Accurate diagnosis relies on comprehensive neurological examinations and advanced neuroimaging studies such as electroencephalogram (EEG) and brain scans. Preventive measures targeting fall and injury prevention, improved perinatal care, and addressing modifiable risk factors play a crucial role in reducing epilepsy burdens among women and children alike.

Treatment options encompass pharmacotherapy, surgical interventions, brain-stimulating therapies, and dietary modifications such as ketogenic diets. However, challenges like drug-refractory cases underline the necessity for alternative therapies and precision medicine approaches tailored to individual patients.

Tragically, individuals with epilepsy face a heightened risk of premature death, reducing life expectancy by 2–10 years on average. Mortality causes include injuries, sudden unexpected death in epilepsy (SUDEP), status epilepticus, infections, drug toxicity, and suicide, emphasizing the need for comprehensive epilepsy care beyond seizure control.

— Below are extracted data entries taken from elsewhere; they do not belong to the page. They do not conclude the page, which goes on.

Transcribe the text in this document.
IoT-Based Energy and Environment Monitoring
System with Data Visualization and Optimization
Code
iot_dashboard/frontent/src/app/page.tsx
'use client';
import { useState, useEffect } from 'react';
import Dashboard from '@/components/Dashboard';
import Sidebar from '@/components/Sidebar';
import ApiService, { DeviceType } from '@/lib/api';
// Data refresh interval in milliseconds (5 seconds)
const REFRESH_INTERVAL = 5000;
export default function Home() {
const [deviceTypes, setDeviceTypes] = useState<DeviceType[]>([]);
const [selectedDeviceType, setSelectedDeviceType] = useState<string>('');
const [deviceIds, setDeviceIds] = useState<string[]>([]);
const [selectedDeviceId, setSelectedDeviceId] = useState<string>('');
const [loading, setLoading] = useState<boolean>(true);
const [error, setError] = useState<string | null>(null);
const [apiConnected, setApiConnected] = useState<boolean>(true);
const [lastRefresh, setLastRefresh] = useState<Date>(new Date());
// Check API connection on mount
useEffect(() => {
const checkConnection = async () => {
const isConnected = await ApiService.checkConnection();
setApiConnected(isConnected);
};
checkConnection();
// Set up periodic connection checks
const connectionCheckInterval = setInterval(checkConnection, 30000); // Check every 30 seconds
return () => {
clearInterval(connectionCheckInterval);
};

Dr. Ashok Pillai, clinical professor, Advanced Centre for Robotic Surgery, Surgical Oncology, Neurosurgery, Amrita Advanced Centre for Epilepsy, Amrita Hospital, Kochi emphasized, “Screening for epilepsy is vital for early detection and timely intervention. Implementing healthcare practices, careful childbirth management, and essential vaccination protocols are crucial steps in preventing epilepsy. Early detection and awareness contribute to timely intervention, enhancing overall well-being for women and children affected by epilepsy.”